Scientists turn CO2 into rock – again
For the second time this year, a team of scientists announced that the same method of carbon capture could actually work.
Scientists have done it again. They have turned carbon dioxide into stone.
It is possible to convert carbon dioxide into stone outside of the laboratory in just two years, the research team announced Friday, in a paper published in the journal Environmental Science and Technology Letters.
With carbon dioxide emissions sky-high and driving global climate change, researchers have been looking for ways to reduce the amount of that greenhouse gas that makes it into the atmosphere, and extract it out of the air once it's already there.
Carbon capture and storage (CCS) has been proposed as one possible technological mitigation strategy. The idea is to capture carbon dioxide directly from the power plants or other emission-sources and inject it into underground rock formations. Scientists had the idea that the carbon dioxide could react with the rock and turn to stone itself, thus becoming permanently trapped beneath the surface of the Earth rather than escaping into the atmosphere.
But there was one problem: in nature, this process takes thousands of years. Tests conducted in the lab were much speedier, but researchers weren't sure it could happen in a human lifetime in the real world.
So when a team of scientists announced in June that they had done it in under two years at a geological site in Iceland, it was a cause for celebration.
"This is a great step forward in proving the practicality of the process," Robert Zierenberg, a geology professor at the University of California, Davis, who was not involved in the research, told The Christian Science Monitor at the time. "People knew it would work but didn't know the timescale – whether it would be rapid enough to be useful … You need a large-scale project to prove that, and that's exactly what they've done."

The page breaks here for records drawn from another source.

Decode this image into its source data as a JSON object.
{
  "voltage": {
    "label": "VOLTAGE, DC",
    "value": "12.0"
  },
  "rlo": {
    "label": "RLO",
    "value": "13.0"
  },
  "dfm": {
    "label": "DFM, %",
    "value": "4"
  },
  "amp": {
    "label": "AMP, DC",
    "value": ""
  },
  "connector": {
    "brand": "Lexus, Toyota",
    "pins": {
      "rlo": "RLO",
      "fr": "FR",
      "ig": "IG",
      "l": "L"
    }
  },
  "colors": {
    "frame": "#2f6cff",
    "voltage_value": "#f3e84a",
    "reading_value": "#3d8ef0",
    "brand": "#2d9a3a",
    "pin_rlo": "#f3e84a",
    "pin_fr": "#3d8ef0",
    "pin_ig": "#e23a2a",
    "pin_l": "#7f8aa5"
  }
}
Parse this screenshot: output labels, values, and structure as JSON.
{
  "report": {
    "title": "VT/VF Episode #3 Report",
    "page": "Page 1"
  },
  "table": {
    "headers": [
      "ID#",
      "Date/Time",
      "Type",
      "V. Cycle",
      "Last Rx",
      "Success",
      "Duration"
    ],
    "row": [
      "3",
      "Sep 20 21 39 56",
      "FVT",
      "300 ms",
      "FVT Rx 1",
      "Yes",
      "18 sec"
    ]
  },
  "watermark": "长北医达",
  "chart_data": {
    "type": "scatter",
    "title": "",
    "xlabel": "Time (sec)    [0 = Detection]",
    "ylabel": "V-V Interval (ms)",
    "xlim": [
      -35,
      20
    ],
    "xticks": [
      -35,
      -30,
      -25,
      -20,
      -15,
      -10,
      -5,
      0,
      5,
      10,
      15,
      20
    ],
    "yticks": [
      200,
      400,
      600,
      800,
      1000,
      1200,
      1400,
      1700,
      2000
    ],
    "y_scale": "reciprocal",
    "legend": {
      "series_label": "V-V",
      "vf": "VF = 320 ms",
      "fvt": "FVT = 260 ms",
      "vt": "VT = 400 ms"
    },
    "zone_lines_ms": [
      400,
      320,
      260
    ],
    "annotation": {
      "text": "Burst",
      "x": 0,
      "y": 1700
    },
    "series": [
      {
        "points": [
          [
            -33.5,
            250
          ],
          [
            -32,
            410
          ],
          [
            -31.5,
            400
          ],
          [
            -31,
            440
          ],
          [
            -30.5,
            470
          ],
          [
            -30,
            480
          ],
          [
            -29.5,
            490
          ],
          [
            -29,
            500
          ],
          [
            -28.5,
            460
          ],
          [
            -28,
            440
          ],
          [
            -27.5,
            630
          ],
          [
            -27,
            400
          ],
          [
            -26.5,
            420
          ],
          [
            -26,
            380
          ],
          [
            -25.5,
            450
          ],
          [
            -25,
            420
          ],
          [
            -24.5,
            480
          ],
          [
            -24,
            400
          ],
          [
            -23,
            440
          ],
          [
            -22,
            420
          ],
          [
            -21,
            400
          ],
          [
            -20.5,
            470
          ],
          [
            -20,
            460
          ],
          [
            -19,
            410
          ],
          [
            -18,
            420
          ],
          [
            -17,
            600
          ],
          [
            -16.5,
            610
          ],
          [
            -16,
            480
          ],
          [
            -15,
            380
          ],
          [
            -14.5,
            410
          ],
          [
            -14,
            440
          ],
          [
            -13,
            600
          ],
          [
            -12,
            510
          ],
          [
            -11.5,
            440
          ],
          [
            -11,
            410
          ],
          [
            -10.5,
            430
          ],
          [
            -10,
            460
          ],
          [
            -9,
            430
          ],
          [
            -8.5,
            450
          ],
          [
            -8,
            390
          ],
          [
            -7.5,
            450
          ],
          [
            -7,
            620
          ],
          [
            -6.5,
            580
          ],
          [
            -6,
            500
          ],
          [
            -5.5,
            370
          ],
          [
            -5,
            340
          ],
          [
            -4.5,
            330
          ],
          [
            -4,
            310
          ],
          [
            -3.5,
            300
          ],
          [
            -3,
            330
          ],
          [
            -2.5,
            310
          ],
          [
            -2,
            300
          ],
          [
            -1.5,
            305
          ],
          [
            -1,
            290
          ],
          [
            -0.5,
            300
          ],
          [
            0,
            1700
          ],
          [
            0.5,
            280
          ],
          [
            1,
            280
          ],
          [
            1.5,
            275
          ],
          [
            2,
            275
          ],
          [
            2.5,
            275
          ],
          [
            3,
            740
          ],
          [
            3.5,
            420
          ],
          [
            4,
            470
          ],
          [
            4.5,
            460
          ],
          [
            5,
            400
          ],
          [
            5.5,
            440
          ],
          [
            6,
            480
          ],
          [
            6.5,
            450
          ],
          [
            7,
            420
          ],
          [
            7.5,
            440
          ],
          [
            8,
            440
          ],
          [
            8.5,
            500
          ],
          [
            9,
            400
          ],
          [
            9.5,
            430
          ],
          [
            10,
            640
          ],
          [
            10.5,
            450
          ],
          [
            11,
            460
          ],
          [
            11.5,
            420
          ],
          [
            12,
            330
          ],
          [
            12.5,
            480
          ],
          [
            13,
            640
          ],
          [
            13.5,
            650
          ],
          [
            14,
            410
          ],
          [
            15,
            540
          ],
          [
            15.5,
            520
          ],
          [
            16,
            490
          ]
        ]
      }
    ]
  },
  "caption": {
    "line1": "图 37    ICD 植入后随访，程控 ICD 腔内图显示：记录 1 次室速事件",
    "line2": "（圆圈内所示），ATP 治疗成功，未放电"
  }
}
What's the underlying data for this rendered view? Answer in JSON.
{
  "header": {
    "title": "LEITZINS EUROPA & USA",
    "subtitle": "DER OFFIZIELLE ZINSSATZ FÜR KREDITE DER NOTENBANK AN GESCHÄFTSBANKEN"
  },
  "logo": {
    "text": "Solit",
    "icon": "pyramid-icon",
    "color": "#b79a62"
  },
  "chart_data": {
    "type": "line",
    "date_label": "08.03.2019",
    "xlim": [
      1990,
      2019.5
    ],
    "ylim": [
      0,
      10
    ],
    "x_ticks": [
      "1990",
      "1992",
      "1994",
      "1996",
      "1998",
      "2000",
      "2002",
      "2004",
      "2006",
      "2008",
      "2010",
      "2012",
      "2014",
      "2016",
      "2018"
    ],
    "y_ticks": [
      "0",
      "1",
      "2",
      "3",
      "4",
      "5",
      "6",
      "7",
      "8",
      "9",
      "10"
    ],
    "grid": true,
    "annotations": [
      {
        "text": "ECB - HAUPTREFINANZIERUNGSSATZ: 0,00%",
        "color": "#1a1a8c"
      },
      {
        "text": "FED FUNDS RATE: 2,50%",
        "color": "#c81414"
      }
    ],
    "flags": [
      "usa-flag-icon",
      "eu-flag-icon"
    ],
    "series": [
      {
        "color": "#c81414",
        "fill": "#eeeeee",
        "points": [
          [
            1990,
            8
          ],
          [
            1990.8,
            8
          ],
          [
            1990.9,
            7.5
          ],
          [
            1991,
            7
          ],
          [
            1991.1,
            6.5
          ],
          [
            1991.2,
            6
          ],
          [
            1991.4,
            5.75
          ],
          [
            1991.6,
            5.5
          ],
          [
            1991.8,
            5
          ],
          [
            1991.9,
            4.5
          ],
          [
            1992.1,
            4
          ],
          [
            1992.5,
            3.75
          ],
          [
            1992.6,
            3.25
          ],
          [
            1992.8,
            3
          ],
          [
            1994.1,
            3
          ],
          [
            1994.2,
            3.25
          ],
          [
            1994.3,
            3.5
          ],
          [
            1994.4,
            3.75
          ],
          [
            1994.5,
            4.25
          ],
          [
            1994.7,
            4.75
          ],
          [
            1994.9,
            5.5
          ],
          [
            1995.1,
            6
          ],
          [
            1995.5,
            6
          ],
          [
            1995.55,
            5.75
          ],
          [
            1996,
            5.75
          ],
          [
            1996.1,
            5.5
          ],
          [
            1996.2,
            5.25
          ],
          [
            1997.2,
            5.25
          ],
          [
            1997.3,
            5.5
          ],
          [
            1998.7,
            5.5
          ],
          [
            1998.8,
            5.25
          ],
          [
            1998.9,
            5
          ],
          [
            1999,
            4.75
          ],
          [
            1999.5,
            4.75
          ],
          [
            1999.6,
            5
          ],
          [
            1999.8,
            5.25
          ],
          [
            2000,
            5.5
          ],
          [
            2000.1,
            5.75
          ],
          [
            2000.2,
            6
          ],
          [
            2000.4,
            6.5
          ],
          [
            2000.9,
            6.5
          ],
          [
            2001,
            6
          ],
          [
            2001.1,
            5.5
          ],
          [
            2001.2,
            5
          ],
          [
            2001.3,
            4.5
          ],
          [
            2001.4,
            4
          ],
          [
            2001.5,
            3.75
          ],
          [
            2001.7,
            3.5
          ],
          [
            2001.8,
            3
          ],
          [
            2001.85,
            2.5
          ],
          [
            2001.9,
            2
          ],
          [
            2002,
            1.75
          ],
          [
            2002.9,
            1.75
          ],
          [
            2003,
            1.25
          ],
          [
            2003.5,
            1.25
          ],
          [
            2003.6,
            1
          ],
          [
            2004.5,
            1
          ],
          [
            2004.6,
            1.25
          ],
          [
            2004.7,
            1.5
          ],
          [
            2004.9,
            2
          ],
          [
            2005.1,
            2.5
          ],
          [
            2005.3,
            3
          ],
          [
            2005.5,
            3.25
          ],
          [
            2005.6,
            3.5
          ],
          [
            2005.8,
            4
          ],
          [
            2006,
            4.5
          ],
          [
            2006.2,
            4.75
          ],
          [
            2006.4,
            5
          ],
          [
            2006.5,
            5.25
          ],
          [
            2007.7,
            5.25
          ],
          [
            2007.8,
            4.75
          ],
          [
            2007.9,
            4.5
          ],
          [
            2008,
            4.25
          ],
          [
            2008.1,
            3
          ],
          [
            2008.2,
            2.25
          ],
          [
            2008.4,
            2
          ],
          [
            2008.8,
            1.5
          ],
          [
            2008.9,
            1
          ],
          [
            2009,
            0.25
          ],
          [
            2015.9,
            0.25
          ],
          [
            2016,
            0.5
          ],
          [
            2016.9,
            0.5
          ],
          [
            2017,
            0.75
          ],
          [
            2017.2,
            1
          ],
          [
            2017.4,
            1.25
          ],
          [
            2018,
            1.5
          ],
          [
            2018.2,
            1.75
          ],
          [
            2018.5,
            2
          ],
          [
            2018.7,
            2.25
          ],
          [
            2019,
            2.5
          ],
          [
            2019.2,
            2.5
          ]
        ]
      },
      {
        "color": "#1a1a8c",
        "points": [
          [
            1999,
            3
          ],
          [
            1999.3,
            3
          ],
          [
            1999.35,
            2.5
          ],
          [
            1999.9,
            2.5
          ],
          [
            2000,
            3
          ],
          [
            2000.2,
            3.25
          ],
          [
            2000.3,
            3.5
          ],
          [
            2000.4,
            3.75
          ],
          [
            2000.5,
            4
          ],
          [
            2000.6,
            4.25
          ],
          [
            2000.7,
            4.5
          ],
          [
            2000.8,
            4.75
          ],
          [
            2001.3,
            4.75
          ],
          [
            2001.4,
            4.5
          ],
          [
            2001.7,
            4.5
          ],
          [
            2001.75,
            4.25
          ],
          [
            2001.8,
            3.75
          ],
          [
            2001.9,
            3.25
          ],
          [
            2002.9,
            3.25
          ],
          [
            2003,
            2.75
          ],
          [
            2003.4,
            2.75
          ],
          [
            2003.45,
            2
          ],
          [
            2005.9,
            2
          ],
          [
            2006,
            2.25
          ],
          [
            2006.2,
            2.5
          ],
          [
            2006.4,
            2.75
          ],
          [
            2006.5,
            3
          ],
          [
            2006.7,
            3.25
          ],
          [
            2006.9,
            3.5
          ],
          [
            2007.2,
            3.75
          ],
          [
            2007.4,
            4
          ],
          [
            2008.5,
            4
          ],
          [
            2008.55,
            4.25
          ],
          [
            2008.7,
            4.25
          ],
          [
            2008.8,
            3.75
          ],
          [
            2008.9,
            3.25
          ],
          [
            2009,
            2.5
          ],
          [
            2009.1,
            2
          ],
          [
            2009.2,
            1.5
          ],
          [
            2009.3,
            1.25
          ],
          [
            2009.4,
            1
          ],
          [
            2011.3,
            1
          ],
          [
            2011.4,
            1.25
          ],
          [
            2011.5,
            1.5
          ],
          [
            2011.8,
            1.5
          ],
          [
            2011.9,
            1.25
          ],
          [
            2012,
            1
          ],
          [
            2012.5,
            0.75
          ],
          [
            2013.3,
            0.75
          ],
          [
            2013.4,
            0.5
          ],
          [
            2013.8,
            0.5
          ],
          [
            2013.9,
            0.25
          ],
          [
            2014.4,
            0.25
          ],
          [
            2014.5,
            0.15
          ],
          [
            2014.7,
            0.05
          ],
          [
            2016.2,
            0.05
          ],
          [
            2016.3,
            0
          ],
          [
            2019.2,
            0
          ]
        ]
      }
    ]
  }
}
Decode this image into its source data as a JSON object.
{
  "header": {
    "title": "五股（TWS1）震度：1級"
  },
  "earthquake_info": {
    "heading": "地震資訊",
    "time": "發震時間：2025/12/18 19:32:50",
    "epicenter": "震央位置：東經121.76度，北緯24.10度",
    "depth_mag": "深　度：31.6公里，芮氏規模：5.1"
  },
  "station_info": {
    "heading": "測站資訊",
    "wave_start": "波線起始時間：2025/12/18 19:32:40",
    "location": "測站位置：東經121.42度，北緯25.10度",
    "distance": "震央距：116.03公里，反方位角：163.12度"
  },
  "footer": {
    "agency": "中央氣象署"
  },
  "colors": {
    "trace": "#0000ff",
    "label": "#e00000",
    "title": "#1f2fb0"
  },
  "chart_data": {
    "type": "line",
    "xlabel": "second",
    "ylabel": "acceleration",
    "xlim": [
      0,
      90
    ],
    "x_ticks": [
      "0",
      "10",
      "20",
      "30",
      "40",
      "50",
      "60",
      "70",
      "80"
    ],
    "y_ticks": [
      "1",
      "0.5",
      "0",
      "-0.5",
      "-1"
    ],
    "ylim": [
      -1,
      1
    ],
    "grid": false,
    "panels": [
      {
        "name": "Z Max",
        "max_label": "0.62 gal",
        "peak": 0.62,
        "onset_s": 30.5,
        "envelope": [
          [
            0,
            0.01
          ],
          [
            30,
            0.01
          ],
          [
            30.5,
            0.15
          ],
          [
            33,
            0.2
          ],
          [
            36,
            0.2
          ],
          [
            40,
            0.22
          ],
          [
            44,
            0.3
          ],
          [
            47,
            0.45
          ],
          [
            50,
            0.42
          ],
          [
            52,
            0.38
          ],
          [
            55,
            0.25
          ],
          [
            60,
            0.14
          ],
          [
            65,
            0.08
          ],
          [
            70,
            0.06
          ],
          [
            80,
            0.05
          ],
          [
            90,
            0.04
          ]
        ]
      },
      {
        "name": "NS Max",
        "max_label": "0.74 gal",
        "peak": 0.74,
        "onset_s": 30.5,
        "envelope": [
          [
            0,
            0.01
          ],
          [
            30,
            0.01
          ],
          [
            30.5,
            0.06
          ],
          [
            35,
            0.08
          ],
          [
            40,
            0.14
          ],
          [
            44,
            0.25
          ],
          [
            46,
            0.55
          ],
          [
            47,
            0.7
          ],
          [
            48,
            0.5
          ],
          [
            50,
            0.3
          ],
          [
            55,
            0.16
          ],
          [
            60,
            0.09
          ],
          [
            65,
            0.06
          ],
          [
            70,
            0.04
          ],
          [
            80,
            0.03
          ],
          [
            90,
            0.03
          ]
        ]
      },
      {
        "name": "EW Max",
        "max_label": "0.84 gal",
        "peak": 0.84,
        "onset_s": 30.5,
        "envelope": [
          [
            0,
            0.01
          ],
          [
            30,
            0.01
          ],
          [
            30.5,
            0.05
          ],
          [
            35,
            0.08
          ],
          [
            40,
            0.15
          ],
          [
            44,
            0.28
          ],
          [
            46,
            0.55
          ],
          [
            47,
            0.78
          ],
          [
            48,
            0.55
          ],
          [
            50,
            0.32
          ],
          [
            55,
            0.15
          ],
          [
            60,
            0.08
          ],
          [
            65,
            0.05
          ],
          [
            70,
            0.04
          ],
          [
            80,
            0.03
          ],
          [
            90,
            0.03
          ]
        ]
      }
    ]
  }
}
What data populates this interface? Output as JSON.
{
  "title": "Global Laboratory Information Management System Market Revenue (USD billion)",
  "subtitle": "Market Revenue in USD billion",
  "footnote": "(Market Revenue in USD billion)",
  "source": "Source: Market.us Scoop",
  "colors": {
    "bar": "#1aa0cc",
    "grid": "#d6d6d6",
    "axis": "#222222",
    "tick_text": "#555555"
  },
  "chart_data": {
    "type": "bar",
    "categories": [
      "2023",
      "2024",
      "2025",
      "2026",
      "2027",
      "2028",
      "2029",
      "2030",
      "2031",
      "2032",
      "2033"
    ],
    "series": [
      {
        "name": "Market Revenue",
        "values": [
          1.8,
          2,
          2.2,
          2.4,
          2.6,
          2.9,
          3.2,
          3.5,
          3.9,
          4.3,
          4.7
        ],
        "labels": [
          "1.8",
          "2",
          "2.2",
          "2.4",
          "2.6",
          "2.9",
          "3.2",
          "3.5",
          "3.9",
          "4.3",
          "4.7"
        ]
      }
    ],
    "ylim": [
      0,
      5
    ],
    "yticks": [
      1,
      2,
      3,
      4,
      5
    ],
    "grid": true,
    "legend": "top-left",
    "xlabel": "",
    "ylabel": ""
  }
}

And now, it has been done again. A different team of researchers working in the Columbia River Basalt formation in Washington state announced their own success on Friday.
In the Iceland project, 95 to 98 percent of the carbon dioxide had mineralized within two years after the researchers injected a slurry of carbon dioxide mixed with water into basaltic rock. The scientists working at the site in the United States injected pressurized liquid carbon dioxide into the basalt, and it, too, turned to stone (in the form of the carbonate mineral ankerite) within two years.
This success could mean that such a method of permanent carbon storage might be able to work on a commercial scale, the researchers concluded.